Inzwischen verwandelt ein 15 Kilogramm fassendes Ungetüm, das entfernt an eine Lokomotive erinnert, unablässig grüne Bohnen in braune. Den Röster haben die beiden vor gut einem Jahr auf einer Internet-Auktionsplattform erstanden. In der Luft liegt ein Duft nach Laub, das in der Sonne verdorrt. Direkt nach der Röstung fehlt den Bohnen, die aus Indonesien, Brasilien, Mexiko oder Äthiopien kommen, noch der typische Kaffeegeruch. Der stellt sich erst nach einer Woche Ruhezeit ein.

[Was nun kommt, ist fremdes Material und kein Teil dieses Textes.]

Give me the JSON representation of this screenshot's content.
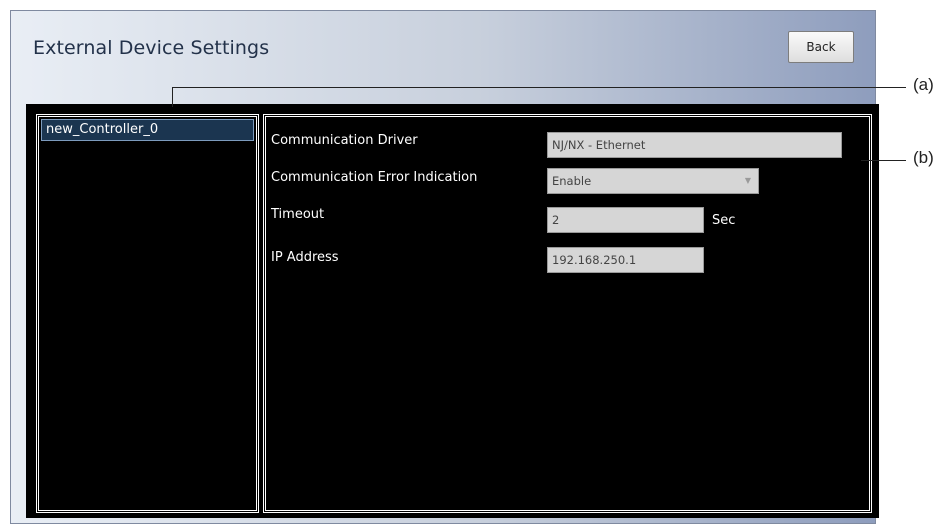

Die Kunst des Röstens liegt in der Abstimmung: „Je länger man röstet, desto mehr Säure entweicht aus der Bohne - gleichzeitig verringert sich aber auch das Spektrum der Aromen, das muss man immer bedenken“, erklärt Kehr. Er und Geschäftspartner Hammer setzen auf ein schonendes Langzeitverfahren, bei dem die Bohnen mindestens 20 Minuten bei 180 bis 220 Grad im Röster bleiben. „Unser Ziel ist es, maximalen Geschmack bei maximaler Bekömmlichkeit zu erreichen.“

Mit ihrem Verfahren setzten sich die beiden Karlsruher etwa von Johannes Bayer ab, einem der Stars der bayerischen Szene, der auf die kurze Röstung schwört. Damit erhielten die Bohnen einen Hauch von Orange, Zitrone oder Waldbeere, sagt Hammer und fügt hinzu: „Die deutsche Kaffeeszene hat mittlerweile einiges zu bieten.“ Aber genau das mache den Wettbewerb ja auch so spannend.